SB 991 seeks to amend Michigan’s Lawful Internet Gaming Act to give state gaming regulators the power to enter into an agreements with other jurisdictions for the purpose of allowing online poker players in the state to compete against online poker players in other states that have approved the activity once the Michigan online poker market opens later this year.
State senators passed SB 991 on October 1 by a margin of 36 to 1 with one senator excused from the vote. The bill was then introduced to the House and referred to the Committee on Regulatory Reform where it currently resides.
Although the House is scheduled to reconvene on Tuesday October 13, SB 991 does not currently appear on the official House calendar, leaving just one other day that the House will be in session this month (October 21).

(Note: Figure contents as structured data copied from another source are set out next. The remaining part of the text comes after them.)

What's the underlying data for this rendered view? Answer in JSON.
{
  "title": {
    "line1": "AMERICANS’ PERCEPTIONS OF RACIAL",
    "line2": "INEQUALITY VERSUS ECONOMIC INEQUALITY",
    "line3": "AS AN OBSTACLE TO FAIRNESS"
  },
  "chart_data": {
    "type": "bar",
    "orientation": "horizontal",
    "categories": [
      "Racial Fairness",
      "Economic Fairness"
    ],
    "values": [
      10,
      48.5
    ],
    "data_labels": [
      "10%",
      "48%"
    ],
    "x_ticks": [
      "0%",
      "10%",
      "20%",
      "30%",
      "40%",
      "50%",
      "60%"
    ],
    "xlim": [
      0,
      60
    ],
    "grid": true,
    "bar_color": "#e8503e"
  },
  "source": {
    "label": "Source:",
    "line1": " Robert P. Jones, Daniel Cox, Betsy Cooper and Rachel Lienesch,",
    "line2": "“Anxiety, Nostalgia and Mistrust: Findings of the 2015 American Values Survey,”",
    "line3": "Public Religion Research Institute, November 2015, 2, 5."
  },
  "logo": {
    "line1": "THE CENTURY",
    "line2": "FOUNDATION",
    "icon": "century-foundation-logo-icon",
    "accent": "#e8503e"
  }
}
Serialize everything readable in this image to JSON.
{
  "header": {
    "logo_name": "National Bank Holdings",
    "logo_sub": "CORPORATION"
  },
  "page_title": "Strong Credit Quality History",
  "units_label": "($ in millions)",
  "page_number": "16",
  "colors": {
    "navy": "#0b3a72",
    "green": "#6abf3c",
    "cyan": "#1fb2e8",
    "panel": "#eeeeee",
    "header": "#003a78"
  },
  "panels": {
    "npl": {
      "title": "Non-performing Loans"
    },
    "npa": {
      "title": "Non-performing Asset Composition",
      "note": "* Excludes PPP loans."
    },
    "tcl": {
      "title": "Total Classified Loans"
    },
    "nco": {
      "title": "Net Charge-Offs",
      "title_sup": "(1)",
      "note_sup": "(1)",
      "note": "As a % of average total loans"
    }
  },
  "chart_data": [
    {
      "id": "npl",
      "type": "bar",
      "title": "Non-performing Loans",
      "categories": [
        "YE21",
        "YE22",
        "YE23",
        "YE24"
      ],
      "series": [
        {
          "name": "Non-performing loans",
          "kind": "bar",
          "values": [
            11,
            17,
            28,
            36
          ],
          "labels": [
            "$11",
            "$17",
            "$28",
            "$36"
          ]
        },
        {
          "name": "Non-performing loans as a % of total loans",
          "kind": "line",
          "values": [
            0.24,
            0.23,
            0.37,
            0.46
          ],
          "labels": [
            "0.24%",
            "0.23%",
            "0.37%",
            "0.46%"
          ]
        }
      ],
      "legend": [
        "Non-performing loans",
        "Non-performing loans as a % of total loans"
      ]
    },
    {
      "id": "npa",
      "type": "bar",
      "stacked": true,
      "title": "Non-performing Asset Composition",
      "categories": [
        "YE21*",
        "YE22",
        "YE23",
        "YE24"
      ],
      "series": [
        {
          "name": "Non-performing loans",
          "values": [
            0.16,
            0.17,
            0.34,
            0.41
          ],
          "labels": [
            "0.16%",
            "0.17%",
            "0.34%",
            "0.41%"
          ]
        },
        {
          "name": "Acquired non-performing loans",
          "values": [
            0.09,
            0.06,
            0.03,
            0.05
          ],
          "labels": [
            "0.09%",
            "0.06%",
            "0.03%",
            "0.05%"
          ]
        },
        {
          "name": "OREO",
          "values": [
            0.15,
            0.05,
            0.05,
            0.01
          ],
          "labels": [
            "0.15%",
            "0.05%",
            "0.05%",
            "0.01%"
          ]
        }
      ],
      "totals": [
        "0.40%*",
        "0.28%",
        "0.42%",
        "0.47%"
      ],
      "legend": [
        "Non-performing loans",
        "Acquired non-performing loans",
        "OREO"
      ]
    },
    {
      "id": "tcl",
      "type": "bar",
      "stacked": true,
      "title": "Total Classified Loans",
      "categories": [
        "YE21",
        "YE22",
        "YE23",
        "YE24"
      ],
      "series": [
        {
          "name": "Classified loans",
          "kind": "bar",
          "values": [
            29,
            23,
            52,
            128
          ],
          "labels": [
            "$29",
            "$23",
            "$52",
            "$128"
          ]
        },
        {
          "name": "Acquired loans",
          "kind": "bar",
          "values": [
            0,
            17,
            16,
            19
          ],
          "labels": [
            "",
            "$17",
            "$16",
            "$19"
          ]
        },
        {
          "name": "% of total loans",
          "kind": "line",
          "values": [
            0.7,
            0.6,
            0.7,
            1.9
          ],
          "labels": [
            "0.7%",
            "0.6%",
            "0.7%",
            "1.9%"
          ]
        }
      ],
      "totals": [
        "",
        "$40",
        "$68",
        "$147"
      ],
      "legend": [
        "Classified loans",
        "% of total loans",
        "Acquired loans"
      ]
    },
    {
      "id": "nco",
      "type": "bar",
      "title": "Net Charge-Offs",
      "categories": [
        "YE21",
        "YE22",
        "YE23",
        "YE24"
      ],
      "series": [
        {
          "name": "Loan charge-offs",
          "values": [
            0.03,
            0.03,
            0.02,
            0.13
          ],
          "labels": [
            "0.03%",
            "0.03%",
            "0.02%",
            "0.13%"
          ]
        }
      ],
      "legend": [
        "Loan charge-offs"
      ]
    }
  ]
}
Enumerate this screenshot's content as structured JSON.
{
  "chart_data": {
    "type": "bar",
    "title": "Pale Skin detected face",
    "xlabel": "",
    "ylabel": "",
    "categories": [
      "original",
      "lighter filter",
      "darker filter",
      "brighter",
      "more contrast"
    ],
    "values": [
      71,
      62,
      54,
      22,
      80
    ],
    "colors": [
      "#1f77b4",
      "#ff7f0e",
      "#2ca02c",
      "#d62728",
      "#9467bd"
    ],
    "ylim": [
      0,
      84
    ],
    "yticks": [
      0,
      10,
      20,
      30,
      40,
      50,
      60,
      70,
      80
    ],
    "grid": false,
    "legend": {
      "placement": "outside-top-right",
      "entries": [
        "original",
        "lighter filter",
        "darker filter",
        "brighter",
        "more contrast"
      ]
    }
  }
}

In fact, the Michigan House of Representatives has only 15 in-session days remaining before it adjourns for the year. And if the bill does not pass a vote of the full House (which would send it to Governor Whitmer to be signed into law) before the end of the 2020 session, lawmakers would need to start the whole process over as only bills “pending at the final adjournment of a regular session held in an odd numbered year shall carry over with the same status to the next regular session,” according to the state constitution.
Currently, interstate online poker in the US is made possible by the MultiState Internet Gaming Agreement which allows online poker operators in the states of Nevada, New Jersey and Delaware to combine their customers in those states – permitting them to play at the same online poker cash games and tournaments.
The state of Pennsylvania has also legalized online poker, but for now, attacks on The Interstate Wire Act of 1961 by the Trump administration has caused state gaming regulators to delay any consideration of joining the other states in allowing cross-border liquidity sharing.
It is important to note that if efforts to reinterpret the Wire Act are successful, all multijurisdictional online poker in the US could be in jeopardy.
What Changes Would SB 991 Make to Michigan Online Gambling?
The changes proposed to the Michigan Lawful Internet Gaming Act in SB 991 allow for cross-border liquidity sharing for online poker only, and the power to enter into an agreement with other jurisdictions is entrusted to the MGCB.
Specifically, the bill states:
The board may enter into agreements with other jurisdictions, including Indian tribes, to facilitate, administer, and regulate multijurisdictional internet gaming for poker by internet gaming operators to the extent that entering into the agreement is consistent with state and federal laws and if the internet gaming under the agreement is conducted only in the United States.
In addition, SB 991 seeks to add a previously omitted definition for what constitutes poker. The bill would add the following definition of poker to the state’s internet gaming law:
“Poker” means the traditional game of poker, and any derivative of the game of poker as approved by the board, in which 2 or more authorized participants play against each other and wager on the value of the cards in the authorized participants’ hands.
If enacted into law, the MGCB would have the authority to determine what is or is not considered poker, as long as the game has two or more players.